Optimism reigns with new specialty relationships in inpatient care with vascular/thoracic surgery and pain management beginning in January. A new orthopedic surgeon will also arrive at Good Samaritan in August of 2016.

“The hospital’s budget for 2016 is based on positive outpatient growth as particularly seen in the outpatient area in 2015 and is anticipated to continue through the coming year,” added Cook. “We have welcomed 13 new physicians this year and look forward to even more additions to the medical staff throughout 2016. These new physicians allow the hospital to remain optimistic in our vision of growth in the hospital’s future. Because of these additions in 2015, Good Samaritan projects a 3.28% increase in volumes in 2016.

The budget will reflect the growth of the Samaritan Center by 12.6%, outpatient visits by 4% and physician services volumes by 8.49%. Some of the growth centers on a full year in the new Gibault Memorial Tower. “We could not be more excited to be in our new world class facility for our patients,” added McLin. “As we start to wind down the BEACON Project, we will be consolidating our Rehab Unit to a new location within the hospital in May and will open our new Orthopedics Center of Excellence in July of 2016. This will also contribute to outpatient growth.”

Good Samaritan continues to remain price and cost competitive. The hospital announced an average rate increase for services at 3.8%. Compared to Voluntary Hospitals of America (VHA), the typical rate increases being seen across the midwest range from 5-9%. Additionally, Cook noted that through September 2015, Good Samaritan was 12.2% lower in cost than peer hospitals and 15.3% lower than statewide hospitals of similar size based on Indiana Hospital Association comparative data. “We recognize the significant costs of individuals and employers with today’s health care system,” said Cook. “We care about our patients and the communities we serve, and we are sincerely trying to keep our health care costs lower and more affordable to those who put their trust in us.”

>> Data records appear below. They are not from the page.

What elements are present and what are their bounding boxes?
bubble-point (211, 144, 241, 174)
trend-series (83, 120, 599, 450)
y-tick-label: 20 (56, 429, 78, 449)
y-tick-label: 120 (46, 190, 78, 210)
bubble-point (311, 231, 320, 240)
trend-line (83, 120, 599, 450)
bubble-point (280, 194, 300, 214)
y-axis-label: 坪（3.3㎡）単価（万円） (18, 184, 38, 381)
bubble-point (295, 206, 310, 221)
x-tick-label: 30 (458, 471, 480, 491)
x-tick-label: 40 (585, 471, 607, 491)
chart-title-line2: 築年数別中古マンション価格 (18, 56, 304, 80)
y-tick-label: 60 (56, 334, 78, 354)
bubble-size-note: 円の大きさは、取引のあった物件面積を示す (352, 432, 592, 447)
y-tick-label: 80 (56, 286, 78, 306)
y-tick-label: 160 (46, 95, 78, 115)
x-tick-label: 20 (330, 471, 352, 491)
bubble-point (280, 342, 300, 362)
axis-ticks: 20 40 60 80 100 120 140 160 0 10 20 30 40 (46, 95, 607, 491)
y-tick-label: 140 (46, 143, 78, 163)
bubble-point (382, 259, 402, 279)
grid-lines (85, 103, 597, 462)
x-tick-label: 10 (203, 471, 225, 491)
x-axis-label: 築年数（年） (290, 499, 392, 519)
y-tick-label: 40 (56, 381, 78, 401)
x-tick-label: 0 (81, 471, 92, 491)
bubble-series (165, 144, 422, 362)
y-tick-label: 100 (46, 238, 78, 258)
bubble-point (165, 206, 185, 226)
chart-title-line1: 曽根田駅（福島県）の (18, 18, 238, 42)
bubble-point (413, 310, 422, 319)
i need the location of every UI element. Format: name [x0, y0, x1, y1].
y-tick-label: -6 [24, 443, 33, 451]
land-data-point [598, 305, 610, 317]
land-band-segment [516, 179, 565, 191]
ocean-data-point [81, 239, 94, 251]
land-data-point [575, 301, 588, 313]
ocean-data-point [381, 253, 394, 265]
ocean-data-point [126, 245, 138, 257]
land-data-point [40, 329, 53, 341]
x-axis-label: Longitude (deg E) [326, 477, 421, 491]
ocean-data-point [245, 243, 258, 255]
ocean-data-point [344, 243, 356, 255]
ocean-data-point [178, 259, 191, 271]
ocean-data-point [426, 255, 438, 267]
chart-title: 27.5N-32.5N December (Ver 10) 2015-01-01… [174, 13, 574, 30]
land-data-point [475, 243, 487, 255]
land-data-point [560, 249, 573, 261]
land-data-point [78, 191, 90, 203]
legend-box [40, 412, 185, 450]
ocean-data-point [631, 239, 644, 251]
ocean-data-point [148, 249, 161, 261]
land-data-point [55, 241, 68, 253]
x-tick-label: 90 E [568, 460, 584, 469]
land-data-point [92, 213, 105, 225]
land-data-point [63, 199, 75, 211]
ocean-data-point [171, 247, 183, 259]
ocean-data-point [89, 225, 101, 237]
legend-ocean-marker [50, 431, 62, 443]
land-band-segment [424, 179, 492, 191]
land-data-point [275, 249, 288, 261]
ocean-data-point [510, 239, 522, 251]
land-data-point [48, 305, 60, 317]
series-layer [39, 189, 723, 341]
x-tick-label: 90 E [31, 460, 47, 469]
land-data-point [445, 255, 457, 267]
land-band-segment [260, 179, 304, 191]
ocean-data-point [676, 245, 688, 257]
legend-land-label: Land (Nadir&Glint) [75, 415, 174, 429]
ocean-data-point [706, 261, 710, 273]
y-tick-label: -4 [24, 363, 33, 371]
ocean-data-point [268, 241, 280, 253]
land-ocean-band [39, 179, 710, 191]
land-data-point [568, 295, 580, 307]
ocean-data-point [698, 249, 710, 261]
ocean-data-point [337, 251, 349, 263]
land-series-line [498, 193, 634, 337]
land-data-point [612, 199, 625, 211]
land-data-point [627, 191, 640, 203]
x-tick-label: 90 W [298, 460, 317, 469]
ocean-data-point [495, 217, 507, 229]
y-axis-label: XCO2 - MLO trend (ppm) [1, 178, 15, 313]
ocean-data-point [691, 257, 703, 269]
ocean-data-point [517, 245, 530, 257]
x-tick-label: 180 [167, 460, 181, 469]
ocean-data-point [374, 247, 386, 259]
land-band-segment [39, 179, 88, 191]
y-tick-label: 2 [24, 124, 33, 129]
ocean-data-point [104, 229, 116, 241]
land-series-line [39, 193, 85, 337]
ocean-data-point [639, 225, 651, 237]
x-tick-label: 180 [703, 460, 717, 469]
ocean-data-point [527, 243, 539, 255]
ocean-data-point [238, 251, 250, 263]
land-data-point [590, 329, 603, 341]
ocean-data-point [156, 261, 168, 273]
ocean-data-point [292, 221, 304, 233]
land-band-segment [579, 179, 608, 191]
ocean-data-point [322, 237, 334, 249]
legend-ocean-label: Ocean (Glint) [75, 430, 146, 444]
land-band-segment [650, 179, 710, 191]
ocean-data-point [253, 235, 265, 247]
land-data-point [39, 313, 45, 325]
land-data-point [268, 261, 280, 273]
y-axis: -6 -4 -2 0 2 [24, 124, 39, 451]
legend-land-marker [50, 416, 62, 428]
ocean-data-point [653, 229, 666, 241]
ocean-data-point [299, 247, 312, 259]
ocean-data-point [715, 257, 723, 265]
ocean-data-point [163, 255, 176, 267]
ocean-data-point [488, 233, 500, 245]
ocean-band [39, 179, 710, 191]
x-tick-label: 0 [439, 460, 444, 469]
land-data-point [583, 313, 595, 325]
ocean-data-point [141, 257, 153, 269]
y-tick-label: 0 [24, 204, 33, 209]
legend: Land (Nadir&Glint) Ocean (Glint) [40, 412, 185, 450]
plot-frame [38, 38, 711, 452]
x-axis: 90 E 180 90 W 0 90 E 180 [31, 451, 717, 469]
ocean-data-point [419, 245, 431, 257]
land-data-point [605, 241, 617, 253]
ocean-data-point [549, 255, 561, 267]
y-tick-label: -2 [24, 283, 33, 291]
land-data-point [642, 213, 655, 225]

Dean Wagoner, Vice President of Human Resources, presented an increase of 2% in employee wages. The result is an additional $1.2 million added to the wage and salary expense. “We are pleased to provide this pay raise in recognition of the outstanding care our 1,900 employees provide every day. Good Samaritan employees continue to improve productivity and cost containment daily and deserve to be rewarded for their hard work,” stated Wagoner.

Health care is continuously changing and Good Samaritan works diligently to ensure the hospital is on the forefront of this change. “I am confident our staff will continue to keep Good Samaritan moving toward its vision of being the regional center of excellence in health and wellness,” stated McLin. Because of our world class staff and medical team, we remain the best choice for health care in our region.”